Interstitial and Parenchymal Lung Disease
Interstitial and parenchymal lung diseases are a broad family of disorders that injure the lung interstitium and alveolar structures rather than the airways, producing inflammation, fibrosis, or both. They share a clinical pattern of progressive breathlessness, restrictive physiology, and diffuse changes on imaging, but differ widely in cause, course, and prognosis.
Definition
Interstitial lung disease (ILD), also called diffuse parenchymal lung disease, denotes a heterogeneous group of conditions characterized by diffuse involvement of the lung interstitium and alveolar walls, often leading to restrictive pulmonary physiology and impaired gas exchange.
Scope
This area orients the reader to the group of diffuse parenchymal lung diseases, the way they are classified, and the shared diagnostic logic that distinguishes them. It links to detailed topic entries on idiopathic pulmonary fibrosis, hypersensitivity pneumonitis, and sarcoidosis. It is a reference overview of a disease group, not a clinical management guide.
Sub-topics
Key concepts
- Lung interstitium and alveolar wall
- Restrictive pulmonary physiology
- Diffuse parenchymal involvement
- Idiopathic interstitial pneumonias
- Fibrotic versus inflammatory ILD
- Multidisciplinary diagnosis
- High-resolution computed tomography (HRCT) patterns
- Progressive pulmonary fibrosis phenotype
Mechanisms
ILDs converge on injury to the alveolar-interstitial compartment. In some, the dominant process is inflammation of the alveolar walls (alveolitis); in others, repeated epithelial injury and dysregulated repair drive deposition of extracellular matrix and progressive fibrosis. The resulting thickening and distortion of the interstitium reduces lung compliance (restriction) and impairs diffusion of gases across the alveolar-capillary membrane. Because many different exposures, immune processes, and idiopathic mechanisms can produce overlapping patterns, diagnosis rests on integrating clinical, radiologic, and where needed pathologic information.
Clinical relevance
The ILD family is clinically important because its members range from self-limited or treatment-responsive inflammatory disease to relentlessly progressive fibrosis, and distinguishing them shapes prognosis and surveillance. This entry describes how the group is conceptualized and classified for reference and education; it does not provide diagnostic criteria or treatment recommendations for individual patients.
Epidemiology
Collectively ILDs are uncommon relative to airway diseases, but they account for substantial respiratory morbidity and mortality. Idiopathic pulmonary fibrosis is among the most studied and carries one of the poorest prognoses, while a subset of fibrotic ILDs of various causes can follow a progressive-fibrosing course resembling it.
History
Modern understanding of the interstitial pneumonias was shaped by successive international classifications that separated clinically and pathologically distinct entities. The American Thoracic Society/European Respiratory Society multidisciplinary classification, updated in 2013, organized the idiopathic interstitial pneumonias and established the multidisciplinary discussion as the reference standard for diagnosis.
Related topics
Seminal works
- travis-2013-atsers
- lederer-2018
Frequently asked questions
- What distinguishes interstitial lung disease from airway diseases like asthma or COPD?
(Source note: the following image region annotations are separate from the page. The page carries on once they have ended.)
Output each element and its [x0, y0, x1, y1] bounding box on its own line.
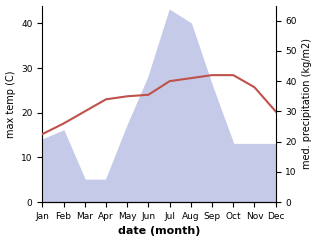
Y-axis label: max temp (C): max temp (C): [5, 70, 16, 138]
Y-axis label: med. precipitation (kg/m2): med. precipitation (kg/m2): [302, 38, 313, 169]
X-axis label: date (month): date (month): [118, 227, 200, 236]
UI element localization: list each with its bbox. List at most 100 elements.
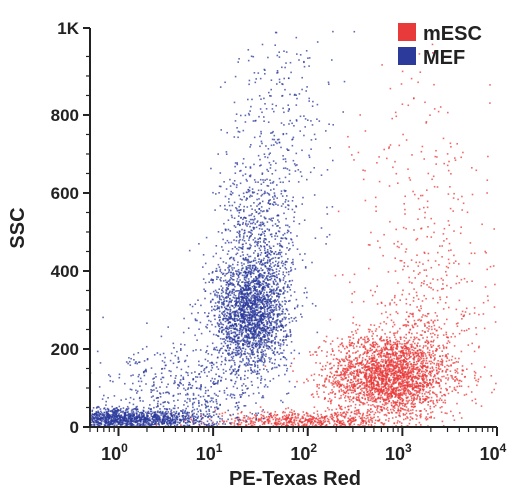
data-point xyxy=(425,375,427,378)
data-point xyxy=(331,348,334,350)
data-point xyxy=(280,352,282,354)
data-point xyxy=(391,370,393,372)
data-point xyxy=(378,392,381,394)
data-point xyxy=(392,376,394,379)
data-point xyxy=(382,398,384,400)
data-point xyxy=(490,375,493,377)
data-point xyxy=(272,339,274,342)
data-point xyxy=(365,414,368,417)
data-point xyxy=(245,362,248,364)
data-point xyxy=(437,345,439,347)
data-point xyxy=(249,309,252,311)
data-point xyxy=(257,337,260,339)
data-point xyxy=(304,423,306,425)
data-point xyxy=(436,156,438,158)
data-point xyxy=(344,371,346,373)
data-point xyxy=(426,357,428,359)
data-point xyxy=(402,387,405,390)
data-point xyxy=(407,417,409,419)
data-point xyxy=(261,342,263,344)
data-point xyxy=(397,378,400,380)
data-point xyxy=(434,404,437,407)
data-point xyxy=(381,381,383,383)
data-point xyxy=(259,418,262,420)
data-point xyxy=(264,365,267,367)
data-point xyxy=(442,137,445,140)
data-point xyxy=(349,372,351,374)
data-point xyxy=(287,392,290,394)
data-point xyxy=(363,393,366,395)
data-point xyxy=(359,378,362,381)
data-point xyxy=(381,382,384,385)
data-point xyxy=(263,358,266,360)
data-point xyxy=(432,297,434,300)
data-point xyxy=(423,280,425,282)
data-point xyxy=(273,342,276,344)
data-point xyxy=(234,312,236,315)
data-point xyxy=(347,405,349,408)
data-point xyxy=(304,417,307,420)
data-point xyxy=(385,360,388,362)
data-point xyxy=(199,321,202,324)
data-point xyxy=(388,393,390,395)
data-point xyxy=(396,361,399,364)
data-point xyxy=(271,268,273,271)
data-point xyxy=(358,386,360,389)
data-point xyxy=(353,359,355,361)
data-point xyxy=(374,291,376,293)
data-point xyxy=(345,371,348,374)
data-point xyxy=(401,402,403,405)
data-point xyxy=(389,395,391,398)
data-point xyxy=(430,416,432,419)
data-point xyxy=(381,64,383,66)
data-point xyxy=(330,413,332,416)
data-point xyxy=(405,325,407,328)
data-point xyxy=(377,416,379,418)
data-point xyxy=(394,351,397,353)
data-point xyxy=(363,381,365,384)
data-point xyxy=(378,411,381,414)
data-point xyxy=(329,343,332,345)
data-point xyxy=(371,398,374,400)
data-point xyxy=(388,363,391,366)
data-point xyxy=(325,377,328,379)
data-point xyxy=(378,366,380,368)
data-point xyxy=(364,374,366,376)
data-point xyxy=(410,385,413,388)
data-point xyxy=(337,419,339,422)
data-point xyxy=(342,360,345,363)
data-point xyxy=(314,424,317,426)
data-point xyxy=(348,356,351,358)
data-point xyxy=(413,288,415,290)
data-point xyxy=(473,377,476,379)
data-point xyxy=(475,169,478,172)
data-point xyxy=(386,351,388,354)
data-point xyxy=(272,415,275,417)
data-point xyxy=(238,342,240,345)
data-point xyxy=(232,305,234,307)
data-point xyxy=(251,352,254,354)
data-point xyxy=(434,260,437,262)
data-point xyxy=(248,345,250,348)
data-point xyxy=(261,396,263,399)
data-point xyxy=(222,333,225,335)
data-point xyxy=(370,361,372,363)
data-point xyxy=(230,300,233,303)
data-point xyxy=(349,361,351,363)
data-point xyxy=(369,244,371,246)
data-point xyxy=(370,423,373,426)
data-point xyxy=(376,364,378,367)
data-point xyxy=(366,383,368,386)
data-point xyxy=(425,362,427,364)
data-point xyxy=(331,384,334,386)
data-point xyxy=(435,149,437,152)
data-point xyxy=(398,397,400,399)
data-point xyxy=(233,313,235,315)
data-point xyxy=(401,379,404,381)
data-point xyxy=(399,398,402,401)
data-point xyxy=(271,292,273,295)
data-point xyxy=(366,393,368,396)
data-point xyxy=(267,340,270,342)
data-point xyxy=(395,411,397,414)
data-point xyxy=(316,354,318,356)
- ILDs primarily affect the lung interstitium and alveolar walls, typically producing restrictive physiology and impaired gas diffusion, whereas asthma and COPD primarily affect the airways and produce obstructive physiology.
- Are all interstitial lung diseases progressive and irreversible?
- No. The group ranges from inflammatory forms that may stabilize or improve to fibrotic forms that progress; the course depends on the specific diagnosis, which is why classification matters.